There is no question on the Wells Gardner design being newer with the first contract I see being issued for the BC-348J under 832-CHI-42 at least a year after RCA and Belmont Radio were producing the BC-348C and H under 1780-NY-41 and 2356-CHI-41
I will continue to beat the drum on the Wells Gardner updated design being just as good as the original 1936 design.
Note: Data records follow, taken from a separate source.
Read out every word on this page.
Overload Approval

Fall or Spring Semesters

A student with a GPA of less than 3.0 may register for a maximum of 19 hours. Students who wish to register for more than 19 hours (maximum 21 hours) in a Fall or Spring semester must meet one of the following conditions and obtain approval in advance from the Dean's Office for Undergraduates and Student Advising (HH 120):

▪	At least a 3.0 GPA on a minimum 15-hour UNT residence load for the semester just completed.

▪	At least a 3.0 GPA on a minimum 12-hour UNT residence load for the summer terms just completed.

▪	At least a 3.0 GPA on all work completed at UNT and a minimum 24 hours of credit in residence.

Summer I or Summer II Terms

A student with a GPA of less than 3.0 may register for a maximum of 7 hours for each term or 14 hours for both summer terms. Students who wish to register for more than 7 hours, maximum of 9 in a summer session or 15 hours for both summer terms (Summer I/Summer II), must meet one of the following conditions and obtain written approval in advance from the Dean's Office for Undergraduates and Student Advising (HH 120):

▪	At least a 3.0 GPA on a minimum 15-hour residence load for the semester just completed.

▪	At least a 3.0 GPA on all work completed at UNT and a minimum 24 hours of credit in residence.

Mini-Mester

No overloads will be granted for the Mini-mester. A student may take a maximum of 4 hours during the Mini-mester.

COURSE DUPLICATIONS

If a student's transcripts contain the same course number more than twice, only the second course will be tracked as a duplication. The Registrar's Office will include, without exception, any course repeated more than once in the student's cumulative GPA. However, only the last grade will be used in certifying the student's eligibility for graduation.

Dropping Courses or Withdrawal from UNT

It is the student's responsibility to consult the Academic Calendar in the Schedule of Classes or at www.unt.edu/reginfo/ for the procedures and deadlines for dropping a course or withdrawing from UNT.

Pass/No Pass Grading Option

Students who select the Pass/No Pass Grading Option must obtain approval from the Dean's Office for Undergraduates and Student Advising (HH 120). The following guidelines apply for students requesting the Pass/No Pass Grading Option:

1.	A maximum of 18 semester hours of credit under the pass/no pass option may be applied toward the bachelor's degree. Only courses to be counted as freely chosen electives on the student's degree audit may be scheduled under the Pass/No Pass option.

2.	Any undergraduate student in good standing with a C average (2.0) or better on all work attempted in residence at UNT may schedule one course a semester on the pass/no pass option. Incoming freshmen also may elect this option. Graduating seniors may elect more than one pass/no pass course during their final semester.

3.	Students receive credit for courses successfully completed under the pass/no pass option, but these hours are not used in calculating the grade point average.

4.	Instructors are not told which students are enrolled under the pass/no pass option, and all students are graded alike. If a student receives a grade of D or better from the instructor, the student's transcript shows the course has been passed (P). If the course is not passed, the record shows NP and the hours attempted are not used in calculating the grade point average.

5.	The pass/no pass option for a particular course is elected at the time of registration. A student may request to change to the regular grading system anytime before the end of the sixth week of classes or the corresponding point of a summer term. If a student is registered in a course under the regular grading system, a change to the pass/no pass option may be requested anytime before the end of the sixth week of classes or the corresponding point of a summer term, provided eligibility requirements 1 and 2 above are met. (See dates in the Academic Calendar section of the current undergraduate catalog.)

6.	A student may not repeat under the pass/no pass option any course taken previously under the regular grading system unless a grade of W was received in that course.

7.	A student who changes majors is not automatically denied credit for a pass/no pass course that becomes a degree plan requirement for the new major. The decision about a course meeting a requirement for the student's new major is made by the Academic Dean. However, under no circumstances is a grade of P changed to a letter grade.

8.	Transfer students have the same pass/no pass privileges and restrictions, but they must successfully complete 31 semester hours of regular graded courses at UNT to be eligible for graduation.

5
Perhaps at the end of the day this is just a personal preference thing but for me  I will not accept that the Wells Gardner designed BC-348J,N or Q are somehow sub standard to the Belmont Radio or RCA radio.
Ray F


________________________________
From: WA5CAB at cs.com [WA5CAB at cs.com]
Sent: Friday, September 07, 2012 7:25 PM
To: Ray Fantini; milsurplus at mailman.qth.net
Subject: Re: BC-348Q being cheap

Well, they were cheaper.  That is supposed to have been one of the primary design criteria.  Unfortunately, two of the three Signal Corps Pricing Guides that I have (1946 and 1955) still list the BC-312 family but not the BC-224 family.  The one that does (1945), just lists "BC-224-(*)" and "BC-348-(*)" @ $327.  Whether that was average of all production or average of all models there is no way to tell.

The BC-224 was designed before 1940 but even so, I would object to calling the double-ended tubes in the majority of models "obsolete by 1940".  Performance figures for single-ended and double-ended octal equivalents are substantially the same (the guts are the same and I've even seen a few of several types with the same can shape).  But the single-ended versions were obviously cheaper to build.  And the applications using them were as well.  So they replaced the earlier ones.  In some cases (although not so much with the HF stuff), circuits using the double ended tubes may be more stable without added shielding than the same circuit using single-ended versions.  As far as the 41 goes, I've often wondered why they didn't use a 12A6.  Maybe RCA wasn't making them at the time the BC-224 was designed.

Point to point wiring isn't any better, it's just cheaper.  And it looks sloppy.  But it's cheaper, and doesn't require as much care of the workers, which is why it caught on.  One practical downside today is that it's much more difficult to spot ham-hacks in a point to point wired set.

The BC-348-JNQ had the antenna trimmer deleted to save money.  That's cheaper in both senses of the word.  The BFO transformer is cheaper in dollars.  It probably works as well as the others but it's more fragile.  I've sold every unbroken one that I ever managed to salvage.  The JNQ also eliminated the HFO B+ regulator, which was cheaper.  I've forgotten what the other cost-saving measures were.

Anyway, I don't collect aircraft sets (since the late 1980's) but if I did, I wouldn't pay as much for a JNQ as I would for the others.